In Decodable, time-based lookup joins can be performed based on either event time (historical lookup join) or processing time (latest value lookup join).

  • Historical lookup join: In historical lookup joins, the join is performed based on the timestamps in each record that represent when the record’s event took place. In other words, historical lookup joins are joins based on event time. Historical lookup joins enable you to lookup historical values, so you can match the timestamp of a record in one stream with the timestamp of another record in another stream.

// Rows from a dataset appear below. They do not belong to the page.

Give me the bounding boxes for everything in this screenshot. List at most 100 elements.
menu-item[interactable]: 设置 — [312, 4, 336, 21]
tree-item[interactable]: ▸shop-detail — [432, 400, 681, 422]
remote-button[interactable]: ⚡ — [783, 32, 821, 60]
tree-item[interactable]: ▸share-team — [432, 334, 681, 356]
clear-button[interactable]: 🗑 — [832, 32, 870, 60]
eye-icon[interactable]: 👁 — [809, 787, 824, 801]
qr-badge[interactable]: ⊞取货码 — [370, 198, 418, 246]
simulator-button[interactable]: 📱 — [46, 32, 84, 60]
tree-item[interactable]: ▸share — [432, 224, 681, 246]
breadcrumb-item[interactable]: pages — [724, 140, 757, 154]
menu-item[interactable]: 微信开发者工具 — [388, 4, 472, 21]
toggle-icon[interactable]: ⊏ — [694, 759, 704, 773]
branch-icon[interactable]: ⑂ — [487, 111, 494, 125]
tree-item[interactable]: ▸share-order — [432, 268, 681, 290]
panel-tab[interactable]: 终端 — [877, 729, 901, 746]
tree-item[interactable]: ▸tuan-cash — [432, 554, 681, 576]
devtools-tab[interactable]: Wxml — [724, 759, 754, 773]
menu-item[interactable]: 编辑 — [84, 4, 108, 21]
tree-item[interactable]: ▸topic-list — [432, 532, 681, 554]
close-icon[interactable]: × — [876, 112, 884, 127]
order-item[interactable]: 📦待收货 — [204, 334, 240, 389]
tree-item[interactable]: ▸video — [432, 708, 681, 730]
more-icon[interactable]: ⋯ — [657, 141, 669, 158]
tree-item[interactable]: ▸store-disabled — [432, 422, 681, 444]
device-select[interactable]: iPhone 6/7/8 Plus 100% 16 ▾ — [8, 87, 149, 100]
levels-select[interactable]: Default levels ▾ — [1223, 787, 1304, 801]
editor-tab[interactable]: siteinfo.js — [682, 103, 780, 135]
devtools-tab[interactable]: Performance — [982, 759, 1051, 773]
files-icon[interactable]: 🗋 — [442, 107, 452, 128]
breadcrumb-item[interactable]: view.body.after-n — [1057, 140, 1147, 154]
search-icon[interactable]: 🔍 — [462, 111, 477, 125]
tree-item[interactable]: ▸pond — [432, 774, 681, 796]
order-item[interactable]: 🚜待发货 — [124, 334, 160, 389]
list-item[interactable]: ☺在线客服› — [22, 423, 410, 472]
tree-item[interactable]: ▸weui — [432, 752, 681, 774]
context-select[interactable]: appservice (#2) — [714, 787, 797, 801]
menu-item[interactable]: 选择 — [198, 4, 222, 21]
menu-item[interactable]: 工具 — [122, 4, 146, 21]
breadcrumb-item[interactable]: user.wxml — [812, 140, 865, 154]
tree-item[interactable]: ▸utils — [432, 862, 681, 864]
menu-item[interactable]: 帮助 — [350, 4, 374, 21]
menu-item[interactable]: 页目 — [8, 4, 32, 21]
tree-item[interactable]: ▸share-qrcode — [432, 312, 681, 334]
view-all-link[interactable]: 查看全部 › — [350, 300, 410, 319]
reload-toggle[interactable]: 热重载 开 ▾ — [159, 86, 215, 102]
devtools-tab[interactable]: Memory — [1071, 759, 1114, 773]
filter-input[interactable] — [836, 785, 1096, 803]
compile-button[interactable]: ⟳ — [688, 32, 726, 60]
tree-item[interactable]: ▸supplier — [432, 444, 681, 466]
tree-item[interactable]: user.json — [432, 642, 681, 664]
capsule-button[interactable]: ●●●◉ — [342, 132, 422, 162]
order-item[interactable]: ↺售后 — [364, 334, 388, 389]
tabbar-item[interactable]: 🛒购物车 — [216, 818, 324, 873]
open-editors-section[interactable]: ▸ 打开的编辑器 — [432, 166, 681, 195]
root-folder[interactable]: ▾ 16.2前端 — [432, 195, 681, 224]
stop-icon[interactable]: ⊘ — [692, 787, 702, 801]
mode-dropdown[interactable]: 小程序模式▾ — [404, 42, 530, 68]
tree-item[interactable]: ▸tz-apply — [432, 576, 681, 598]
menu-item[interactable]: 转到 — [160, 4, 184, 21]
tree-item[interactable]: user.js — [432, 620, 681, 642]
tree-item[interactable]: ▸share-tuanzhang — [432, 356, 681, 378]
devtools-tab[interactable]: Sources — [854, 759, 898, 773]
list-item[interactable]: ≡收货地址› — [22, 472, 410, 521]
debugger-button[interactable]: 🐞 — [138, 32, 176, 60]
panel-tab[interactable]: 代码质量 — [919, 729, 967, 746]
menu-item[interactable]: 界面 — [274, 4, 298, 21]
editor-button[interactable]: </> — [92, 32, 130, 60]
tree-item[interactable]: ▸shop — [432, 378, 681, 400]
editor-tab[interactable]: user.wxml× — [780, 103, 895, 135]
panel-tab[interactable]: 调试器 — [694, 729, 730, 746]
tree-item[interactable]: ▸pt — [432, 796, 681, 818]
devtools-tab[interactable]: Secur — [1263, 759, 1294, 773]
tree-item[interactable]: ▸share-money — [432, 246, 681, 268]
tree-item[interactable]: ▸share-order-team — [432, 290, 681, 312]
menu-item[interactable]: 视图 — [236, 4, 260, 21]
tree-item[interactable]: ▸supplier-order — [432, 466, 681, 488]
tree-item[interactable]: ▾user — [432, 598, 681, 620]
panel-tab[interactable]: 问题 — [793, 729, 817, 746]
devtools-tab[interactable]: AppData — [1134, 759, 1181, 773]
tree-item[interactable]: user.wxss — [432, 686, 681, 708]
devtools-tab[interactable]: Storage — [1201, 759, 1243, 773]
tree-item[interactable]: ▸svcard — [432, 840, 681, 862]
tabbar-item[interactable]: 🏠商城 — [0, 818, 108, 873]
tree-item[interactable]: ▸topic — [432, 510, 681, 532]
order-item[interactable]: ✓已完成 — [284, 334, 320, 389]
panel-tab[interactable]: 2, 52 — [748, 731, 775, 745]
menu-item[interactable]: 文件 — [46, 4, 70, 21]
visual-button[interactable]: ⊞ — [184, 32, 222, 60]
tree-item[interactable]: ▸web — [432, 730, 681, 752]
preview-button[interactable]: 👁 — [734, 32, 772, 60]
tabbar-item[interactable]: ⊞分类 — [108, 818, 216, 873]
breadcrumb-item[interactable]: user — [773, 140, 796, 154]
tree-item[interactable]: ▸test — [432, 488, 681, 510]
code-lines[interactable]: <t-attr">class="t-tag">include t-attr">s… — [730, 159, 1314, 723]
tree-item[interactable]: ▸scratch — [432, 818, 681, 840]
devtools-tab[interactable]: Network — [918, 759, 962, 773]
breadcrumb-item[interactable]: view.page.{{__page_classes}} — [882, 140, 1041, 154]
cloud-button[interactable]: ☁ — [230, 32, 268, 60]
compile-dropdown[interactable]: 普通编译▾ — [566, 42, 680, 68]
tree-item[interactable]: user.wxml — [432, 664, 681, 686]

  • Latest value lookup join: In latest value lookup joins, for each incoming record from an append stream, Decodable looks up the latest value from a change stream. This means that the join operation is performed based on the system time at which the records are processed, which can be different from the time at which the record’s event actually occurred.

Example

In this example, we’ll use a historical lookup join to join two streams of data. One stream, an append stream called taxi_fares, contains transaction events with varying currencies. The other stream, called exchange_rates, contains a temporal table from a change stream with exchange rates that fluctuate over time. You want to join these two streams together so you have one change stream that contains the transaction with the currency exchange rate in effect at the time of the transaction.

Table 1. taxi_fares
fare_time price currency

9:50

2

USD

10:15

1

EUR

10:30

100

YEN

11:15

3

USD

11:50

5

EUR

Table 2. exchange_rates
rate_time currency rate

9:00

YEN

1

9:15

EUR

141

9:30

USD

136

10:45

USD

140

11:30

EUR

143

You can join these two streams and output a single stream of converted fares.

Table 3. converted_fares
fare_time converted_price

9:50

272

10:15

141

10:30

100

11:15

420

11:50

715

An example of what the pipeline looks like:

INSERT INTO converted_fares SELECT
    fare_time,
    (price * rate) AS converted_price
FROM taxi_fares
JOIN exchange_rates FOR SYSTEM_TIME AS OF fare_time
ON taxi_fares.currency = exchange_rates.currency

The following diagram illustrates how each incoming transaction is matched with the correct exchange rate at the time of the transaction.

This diagram illustrates the example where a lookup is performed to a stream containing exchange rates. The result is a unified stream containing accurate exchange rates corresponding to the transaction times.